Möglicherweise muss auch unterjährig bei starken Preisschwankungen das einzelne Produkt neu kalkuliert werden. Wenn sie richtig gemacht ist, ist sie also das stärkste Verprobungsmedium. Eine Nachkalkulation vollzieht anhand der Kalkulationsunterlagen des Stpfl. insbesondere dessen Wareneinkaufs (abzüglich Schwund, Verderb, Bruch, Eigenverbrauch, Rücklieferungen, Geschenke usw. multipliziert mit den zum Verprobungszeitpunkt geltenden Verkaufspreisen) nach, welche Umsätze theoretisch rechnerisch erzielt worden sein könnten oder müssten, und ermöglicht damit die Errechnung des Rohgewinnaufschlagsatzes für dieses Produkt.

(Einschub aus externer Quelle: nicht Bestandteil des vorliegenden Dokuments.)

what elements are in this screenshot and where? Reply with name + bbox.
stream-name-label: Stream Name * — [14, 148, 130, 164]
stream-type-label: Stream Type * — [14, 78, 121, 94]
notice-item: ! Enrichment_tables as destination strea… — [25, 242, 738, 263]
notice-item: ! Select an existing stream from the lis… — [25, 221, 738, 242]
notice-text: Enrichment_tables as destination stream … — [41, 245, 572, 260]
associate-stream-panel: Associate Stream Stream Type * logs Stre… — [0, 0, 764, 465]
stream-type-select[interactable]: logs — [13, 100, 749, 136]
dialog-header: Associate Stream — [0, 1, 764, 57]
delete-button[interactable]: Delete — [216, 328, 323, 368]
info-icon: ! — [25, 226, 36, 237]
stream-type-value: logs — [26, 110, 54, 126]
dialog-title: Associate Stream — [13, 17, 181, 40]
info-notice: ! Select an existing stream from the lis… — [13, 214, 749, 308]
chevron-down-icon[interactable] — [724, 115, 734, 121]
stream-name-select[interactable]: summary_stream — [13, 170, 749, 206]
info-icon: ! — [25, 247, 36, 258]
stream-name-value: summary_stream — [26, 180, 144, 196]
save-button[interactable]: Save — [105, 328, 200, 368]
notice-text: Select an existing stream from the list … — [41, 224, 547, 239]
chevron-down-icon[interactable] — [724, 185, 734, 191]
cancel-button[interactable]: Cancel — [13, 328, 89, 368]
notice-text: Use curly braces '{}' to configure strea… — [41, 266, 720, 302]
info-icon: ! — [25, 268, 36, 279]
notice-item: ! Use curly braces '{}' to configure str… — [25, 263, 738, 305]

Das sagt natürlich noch lange nicht über den Gewinn.

Denn dann müsste ich erst für jedes Produkt den möglichen erzielbaren Umsatz aus dem tatsächlichen Wareneinsatz (das ist nicht der Einkauf, s.o.) berechnen und dann alle tatsächlichen Kosten (Betriebsausgaben der Betrachtungsperiode) abziehen (BFH, Urteil v. 31.07.1974, I R 216/72, BStBl 1975 II, 96; BFH, Urteil v. 17.11.1981, VIII R 174/77, BStBl 1982 II, 430).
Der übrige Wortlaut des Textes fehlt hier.